Ebenso kritisch untersucht Bettina Dausien den Begriff "Karriere", der gemeinhin weniger in seiner soziologischen neutral bewerteten Hinsicht verstanden werde, sondern gesellschaftliche Wertungen enthalte und von Mustern durchzogen sei, die ihrerseits zur kulturellen Konstruktion von "Geschlecht" beziehungsweise typischen Frauen- und Männerleben beitragen. Hier plädiert Dausien dafür, das analytische Potenzial eines soziologischen Karrierekonzepts auszuschöpfen und die differenzierten Theorien und Erkenntnisse der Geschlechterforschung zu Lebensverläufen und Biographien von Frauen und Männern modischen Debatten zu Karriere und Work-Life-Balance kritisch entgegenzuhalten.


Immer noch dominiert das "Drei-Phasen-Modell"
Statt Karrierewegen zeigten sich die typischen Brüche in den Lebensläufen von Frauen und der Arbeitsmarkt scheine resistent gegen die Karriereversuche von Frauen. Die Doppelrolle verhindere nach wie vor den beruflichen Aufstieg von Frauen. Macha spricht von "einer Marginalisierung der Frauen in Spitzenpositionen". Stattdessen sei bei Frauen mit Kindern das Drei-Phasen-Modell "Berufstätigkeit-Mutterpause-Teilzeitarbeit" nach wie vor anzutreffen. Häufig bestünde eine ökonomische Abhängigkeit vom Partner, Mütter hätten mit einer geringer ausfallenden Rente zu rechnen. 

"Dabei werden die Mütter selbst für die Balance im Lebenslauf verantwortlich gemacht", sagt Macha und verweist darauf, dass 32 Prozent der Alleinerziehenden verarmen und in den Partnerschaften die traditionelle Rollenverteilung weiterhin besteht, so dass Frauen weiterhin meist in einer beruflichen Sackgassen-Situation landen. Macha spricht von der in Deutschland vorherrschenden Mutterideologie, die "wie schon früher als gesellschaftliches Argument missbraucht wird, Frauen ein Drei-Phasen-Modell von Erwerbs- und Kinderarbeit nahelegt". Die Diskriminierung sei jedoch nicht zu personifizieren und sei auch auf den Kapitalismus und nicht auf die Globalisierung zurückzuführen, sondern vielmehr sei sie ein strukturelles Problem. 
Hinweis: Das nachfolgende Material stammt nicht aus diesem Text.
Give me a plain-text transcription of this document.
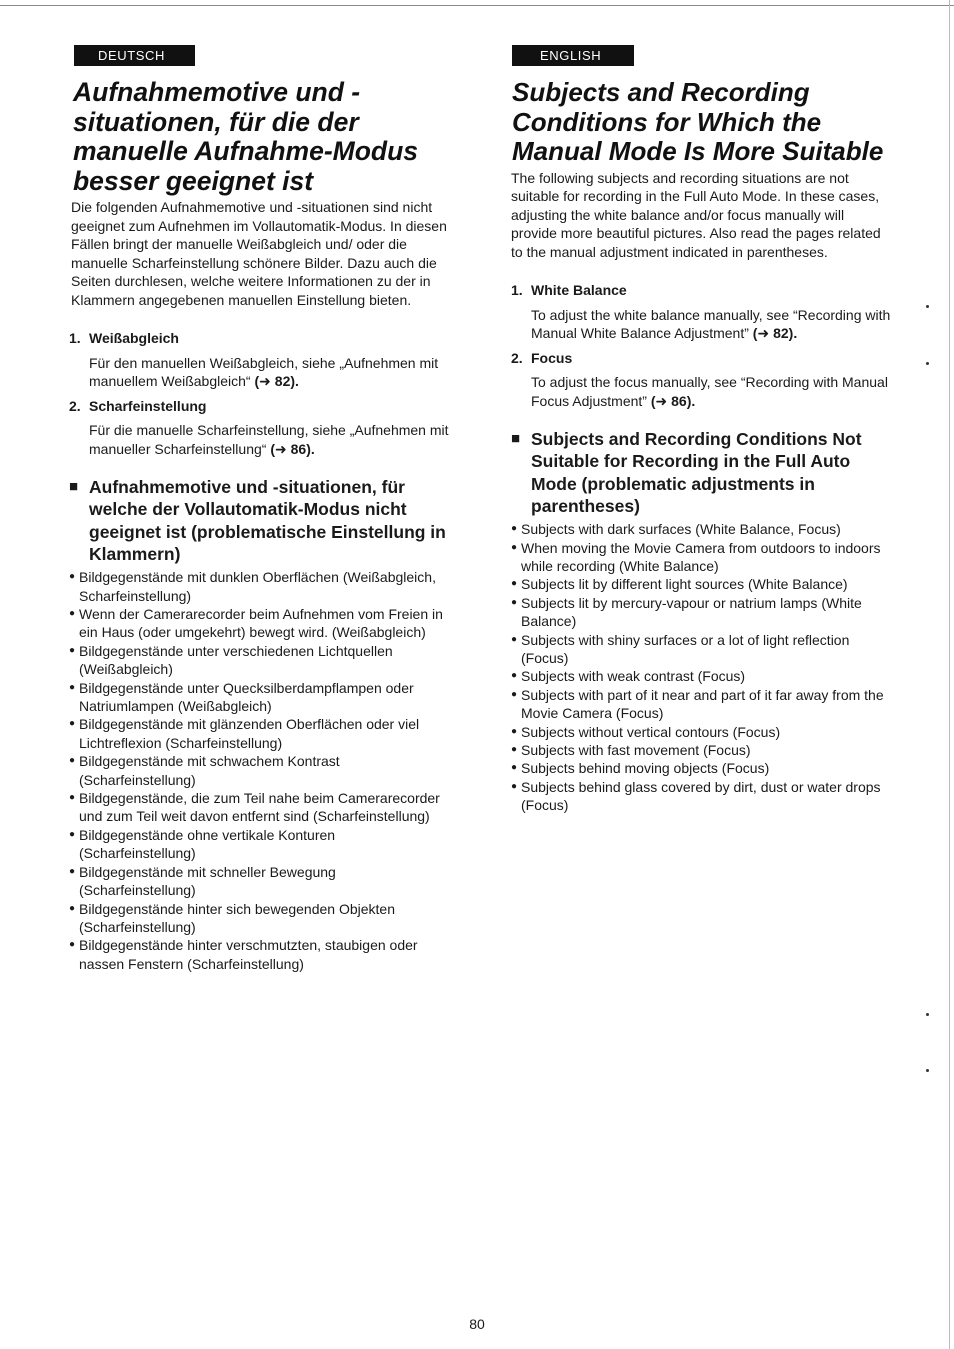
DEUTSCH
Aufnahmemotive und -
situationen, für die der
manuelle Aufnahme-Modus
besser geeignet ist
Die folgenden Aufnahmemotive und -situationen sind nicht geeignet zum Aufnehmen im Vollautomatik-Modus. In diesen Fällen bringt der manuelle Weißabgleich und/ oder die manuelle Scharfeinstellung schönere Bilder. Dazu auch die Seiten durchlesen, welche weitere Informationen zu der in Klammern angegebenen manuellen Einstellung bieten.
1. Weißabgleich
Für den manuellen Weißabgleich, siehe „Aufnehmen mit manuellem Weißabgleich“ (➜ 82).
2. Scharfeinstellung
Für die manuelle Scharfeinstellung, siehe „Aufnehmen mit manueller Scharfeinstellung“ (➜ 86).
■ Aufnahmemotive und -situationen, für welche der Vollautomatik-Modus nicht geeignet ist (problematische Einstellung in Klammern)
● Bildgegenstände mit dunklen Oberflächen (Weißabgleich, Scharfeinstellung)
● Wenn der Camerarecorder beim Aufnehmen vom Freien in ein Haus (oder umgekehrt) bewegt wird. (Weißabgleich)
● Bildgegenstände unter verschiedenen Lichtquellen (Weißabgleich)
● Bildgegenstände unter Quecksilberdampflampen oder Natriumlampen (Weißabgleich)
● Bildgegenstände mit glänzenden Oberflächen oder viel Lichtreflexion (Scharfeinstellung)
● Bildgegenstände mit schwachem Kontrast (Scharfeinstellung)
● Bildgegenstände, die zum Teil nahe beim Camerarecorder und zum Teil weit davon entfernt sind (Scharfeinstellung)
● Bildgegenstände ohne vertikale Konturen (Scharfeinstellung)
● Bildgegenstände mit schneller Bewegung (Scharfeinstellung)
● Bildgegenstände hinter sich bewegenden Objekten (Scharfeinstellung)
● Bildgegenstände hinter verschmutzten, staubigen oder nassen Fenstern (Scharfeinstellung)
ENGLISH
Subjects and Recording
Conditions for Which the
Manual Mode Is More Suitable
The following subjects and recording situations are not suitable for recording in the Full Auto Mode. In these cases, adjusting the white balance and/or focus manually will provide more beautiful pictures. Also read the pages related to the manual adjustment indicated in parentheses.
1. White Balance
To adjust the white balance manually, see “Recording with Manual White Balance Adjustment” (➜ 82).
2. Focus
To adjust the focus manually, see “Recording with Manual Focus Adjustment” (➜ 86).
■ Subjects and Recording Conditions Not Suitable for Recording in the Full Auto Mode (problematic adjustments in parentheses)
● Subjects with dark surfaces (White Balance, Focus)
● When moving the Movie Camera from outdoors to indoors while recording (White Balance)
● Subjects lit by different light sources (White Balance)
● Subjects lit by mercury-vapour or natrium lamps (White Balance)
● Subjects with shiny surfaces or a lot of light reflection (Focus)
● Subjects with weak contrast (Focus)
● Subjects with part of it near and part of it far away from the Movie Camera (Focus)
● Subjects without vertical contours (Focus)
● Subjects with fast movement (Focus)
● Subjects behind moving objects (Focus)
● Subjects behind glass covered by dirt, dust or water drops (Focus)
80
Phänomen der Kinderlosigkeit ist kein "Frauenproblem"
Das Phänomen der Kinderlosigkeit wird in Deutschland viel diskutiert. Der Druck auf dem Arbeitsmarkt, verlängerte Ausbildungszeiten, riskanter Berufseinstieg, der Kinderwunsch an sich und unvereinbare zeitliche Erwartungen der Partner in Familien führten zu einem Dilemma der Kinderfrage, das nicht individuell, sondern ebenfalls strukturell begründet sei. Anders die Wahrnehmung in der Gesellschaft: Frauen würden häufig einseitig für die Kinderlosigkeit in Deutschland verantwortlich gemacht, so Prof. Macha. Dabei würden sich 67 Prozent der Männer, wenn es darauf ankomme, eher für Karriere als für Kinder entscheiden, sagt Prof. Anne Schlüter. Doch das Phänomen der Kinderlosigkeit, manche nennen es sogar diskriminierenderweise "Gebärstreik", werde oft den Frauen zugeschrieben. 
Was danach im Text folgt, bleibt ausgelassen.